Peatland decomposition may be altered by hydrology and plant functional groups (PFGs), but exactly how the latter influences decomposition is unclear, as are potential interactions of these factors. We used a factorial mesocosm experiment with intact 1 m3 peat monoliths to explore how PFGs (sedges vs Ericaceae) and water table level individually and interactively affect decomposition processes. Decomposition was measured using litter bags at three depths filled with cellulose strips to mimic decomposition of a simple plant-derived structure, and Sphagnum tissue to simulate decomposition of the most abundant recalcitrant material in peatlands. We also analyzed the potential activity of five hydrolytic extracellular enzymes at an intermediate depth. We found lowered water table reduced activity of several enzymes and increased cellulose and Sphagnum decomposition.

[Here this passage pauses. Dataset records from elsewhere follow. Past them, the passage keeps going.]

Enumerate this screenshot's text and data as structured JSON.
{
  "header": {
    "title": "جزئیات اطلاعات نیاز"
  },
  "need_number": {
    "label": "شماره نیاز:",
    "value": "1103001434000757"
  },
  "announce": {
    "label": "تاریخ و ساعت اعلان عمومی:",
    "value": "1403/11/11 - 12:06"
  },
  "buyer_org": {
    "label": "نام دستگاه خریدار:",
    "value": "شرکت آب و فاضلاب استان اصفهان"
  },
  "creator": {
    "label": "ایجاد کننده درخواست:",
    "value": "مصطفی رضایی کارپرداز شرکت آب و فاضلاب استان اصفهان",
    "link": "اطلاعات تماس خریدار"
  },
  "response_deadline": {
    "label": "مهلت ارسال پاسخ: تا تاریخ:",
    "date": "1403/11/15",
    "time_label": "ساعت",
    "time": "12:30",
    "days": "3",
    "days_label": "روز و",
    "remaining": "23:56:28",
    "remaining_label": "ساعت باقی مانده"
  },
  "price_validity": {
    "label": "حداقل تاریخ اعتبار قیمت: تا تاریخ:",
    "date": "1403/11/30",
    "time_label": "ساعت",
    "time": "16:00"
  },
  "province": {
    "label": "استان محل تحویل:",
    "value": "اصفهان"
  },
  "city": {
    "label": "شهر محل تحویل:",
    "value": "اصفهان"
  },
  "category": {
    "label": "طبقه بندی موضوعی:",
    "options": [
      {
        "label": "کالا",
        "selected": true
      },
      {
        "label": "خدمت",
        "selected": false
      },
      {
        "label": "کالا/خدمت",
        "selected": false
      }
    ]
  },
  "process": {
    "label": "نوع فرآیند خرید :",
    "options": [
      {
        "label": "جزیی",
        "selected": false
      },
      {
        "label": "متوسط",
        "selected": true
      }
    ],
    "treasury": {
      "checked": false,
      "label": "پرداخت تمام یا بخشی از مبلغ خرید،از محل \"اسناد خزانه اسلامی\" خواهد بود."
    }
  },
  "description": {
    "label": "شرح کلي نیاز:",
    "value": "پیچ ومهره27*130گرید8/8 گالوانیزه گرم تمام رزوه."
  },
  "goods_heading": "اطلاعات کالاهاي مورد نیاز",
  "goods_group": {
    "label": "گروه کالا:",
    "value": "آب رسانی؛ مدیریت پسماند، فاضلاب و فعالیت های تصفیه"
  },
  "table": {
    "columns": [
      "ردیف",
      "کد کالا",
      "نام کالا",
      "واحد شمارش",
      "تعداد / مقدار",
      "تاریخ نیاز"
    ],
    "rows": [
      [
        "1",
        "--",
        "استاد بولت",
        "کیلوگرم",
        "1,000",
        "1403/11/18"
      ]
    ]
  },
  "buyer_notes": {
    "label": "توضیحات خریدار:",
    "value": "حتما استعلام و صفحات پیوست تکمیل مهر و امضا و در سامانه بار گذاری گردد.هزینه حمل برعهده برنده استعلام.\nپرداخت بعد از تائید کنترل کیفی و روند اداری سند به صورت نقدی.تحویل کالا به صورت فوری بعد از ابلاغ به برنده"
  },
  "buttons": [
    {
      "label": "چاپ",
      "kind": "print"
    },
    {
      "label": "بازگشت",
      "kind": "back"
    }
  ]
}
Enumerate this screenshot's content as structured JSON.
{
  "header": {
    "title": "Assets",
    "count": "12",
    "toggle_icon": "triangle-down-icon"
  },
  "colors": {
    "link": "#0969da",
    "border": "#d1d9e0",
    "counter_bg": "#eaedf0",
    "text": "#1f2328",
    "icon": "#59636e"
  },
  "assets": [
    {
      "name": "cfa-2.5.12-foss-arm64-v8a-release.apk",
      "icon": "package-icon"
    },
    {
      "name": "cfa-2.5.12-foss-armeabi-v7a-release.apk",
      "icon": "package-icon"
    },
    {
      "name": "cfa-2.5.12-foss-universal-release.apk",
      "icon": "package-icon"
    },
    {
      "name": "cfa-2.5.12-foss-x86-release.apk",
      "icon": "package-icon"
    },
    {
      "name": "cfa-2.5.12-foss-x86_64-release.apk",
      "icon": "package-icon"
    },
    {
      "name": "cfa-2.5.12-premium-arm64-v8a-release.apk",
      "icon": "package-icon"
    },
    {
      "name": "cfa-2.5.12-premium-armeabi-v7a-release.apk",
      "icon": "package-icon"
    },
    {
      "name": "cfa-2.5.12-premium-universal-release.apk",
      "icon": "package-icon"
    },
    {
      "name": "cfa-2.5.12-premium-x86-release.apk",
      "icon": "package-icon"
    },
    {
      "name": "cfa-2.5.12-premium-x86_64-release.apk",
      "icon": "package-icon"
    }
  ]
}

Presence of Ericaceae reduced decomposition of the recalcitrant Sphagnum tissue, whereas higher activity of chitinase was found in the combined presence of sedges and Ericaceae. We found no relationship between any potential enzyme activity and Sphagnum decomposition rate. Overall our results showed a dominating role of water table controlling decomposition processes, as well as support for the hypothesis that the presence of mycorrhizal Ericaceae can slow decomposition processes of complex plant tissues in peatlands. •We found support for the “Gadgil effect” in peatlands.•Ericoid mycorrhizae potentially slow decomposition processes in peatlands.•A strong water table effect on cellulose decomposition was observed.•Extracellular enzyme activity (EEA) responded weakly to the vegetation treatment.•Long term decomposition processes were not captured with point measurements of EEA.